American Christianity is often one pendulum swing after another. The Religious Right was, in many ways, a reaction to the perceived withdrawal of the pietistic movement. As churches began to close ranks and disengage from the broader culture the country veered into the sexual revolution and abortion culture that we have today. As a result of these consequences a people arose to “fight back,” to return the country to its Christian heritage. But, what started as an earnest desire to influence the culture for Christ has, overtime, turned in a more vague moralism. It looks less like Jesus and more like the religion of American conservatism. These are not the same thing! The conflation of the two has, however, led to great division in the way that Evangelical see the world. We treat our liberal neighbors as an enemy in the culture war, instead of as our neighbor whom we should love and care for.

Evangelicalism has traded in the ethics of Jesus for this American conservatism. Listen to the kinds of cultural interactions that the average Christian is having and you will hear fear, hatred, ridicule, and bigotry. Pundits and politicians who bear the label “Christian” are paraded as a celebrities despite the fact that nothing they do resembles the characteristics of a follower of Jesus.We are less interested in winning people to the gospel of Jesus Christ than we are in winning the culture wars.
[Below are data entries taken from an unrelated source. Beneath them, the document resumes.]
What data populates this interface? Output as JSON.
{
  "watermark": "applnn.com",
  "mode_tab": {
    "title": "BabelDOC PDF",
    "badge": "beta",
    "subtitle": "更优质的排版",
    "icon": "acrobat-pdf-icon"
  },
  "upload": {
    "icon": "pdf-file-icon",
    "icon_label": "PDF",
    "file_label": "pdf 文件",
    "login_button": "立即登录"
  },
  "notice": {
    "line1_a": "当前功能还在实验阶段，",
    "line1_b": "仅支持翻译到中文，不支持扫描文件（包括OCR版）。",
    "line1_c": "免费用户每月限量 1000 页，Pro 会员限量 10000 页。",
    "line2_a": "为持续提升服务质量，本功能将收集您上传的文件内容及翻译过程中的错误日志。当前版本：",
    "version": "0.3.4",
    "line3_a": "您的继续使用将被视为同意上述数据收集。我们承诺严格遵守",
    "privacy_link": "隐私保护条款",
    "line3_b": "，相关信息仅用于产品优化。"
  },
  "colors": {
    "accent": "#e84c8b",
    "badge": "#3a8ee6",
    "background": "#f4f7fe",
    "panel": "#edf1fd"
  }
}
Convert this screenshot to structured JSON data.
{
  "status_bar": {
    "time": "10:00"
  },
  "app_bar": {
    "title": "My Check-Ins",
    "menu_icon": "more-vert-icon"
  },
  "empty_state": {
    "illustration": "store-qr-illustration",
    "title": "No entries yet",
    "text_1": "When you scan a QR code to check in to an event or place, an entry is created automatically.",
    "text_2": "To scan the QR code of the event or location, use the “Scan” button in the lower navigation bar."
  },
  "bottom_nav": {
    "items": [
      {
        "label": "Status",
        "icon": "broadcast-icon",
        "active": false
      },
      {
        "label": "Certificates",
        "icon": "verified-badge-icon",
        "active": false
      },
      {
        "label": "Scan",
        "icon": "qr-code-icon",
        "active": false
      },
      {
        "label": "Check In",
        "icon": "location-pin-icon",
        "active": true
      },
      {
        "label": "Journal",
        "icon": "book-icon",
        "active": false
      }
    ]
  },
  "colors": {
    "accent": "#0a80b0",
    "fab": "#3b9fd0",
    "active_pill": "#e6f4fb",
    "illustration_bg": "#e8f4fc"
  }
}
This amounts simply to trading the Kingdom of God for a much smaller and less significant kingdom. There is hope, however, that things can change.

Russell Moore has very helpfully written an inspiring piece of work to call us to this greater Kingdom. He states that the “marginalization of Christianity offers an opportunity for the church to reclaim a gospel vision that has been too often obscured, even within sectors of the church we think of as ‘conservative'” (Onward, 5). Our increasingly alienation in this culture allows the church to be the church in new and fresh ways. Younger Christians are seeing this opportunity. Moore notes:

The typical younger pastor is less partisan than his predecessor, less likely to speak from the pulpit about “mobilizing” voters and “reclaiming Judeo-Christian values” through political action and economic boycotts. This is not because he is evolving leftward. It is because he wants to keep Christianity Christian. As a matter of fact, the center of evangelical Christianity today is, theologically speaking, well to the right of the old Religious Right. It’s true that the typical younger pastor of a growing urban or suburban church doesn’t look like his cuff-linked or golf-shirted forefather. But that doesn’t mean he’s liberal. He might have tattoos, yes, but they aren’t of Che Guevara. They’re of Hebrew passages from Deuteronomy. His congregation’s statement of faith isn’t the generic sloganeering of the last generations’ doctrinally oozy consumerist evangelical movements, but is likely a lengthy manifesto with points and subpoints and footnotes rooted in one of the great theological traditions of the historic church. This pastor might preach forty-five minutes to an hour, sometimes calling out backsliding Christians from the pulpit with all the force of hellfire-and-brimstone revivalists of yesteryear. He is pro-life and pro-marriage, although he is likely to speak of issues like homosexuality in theological and pastoral terms rather than in rhetoric warning of “the gay agenda.” (21)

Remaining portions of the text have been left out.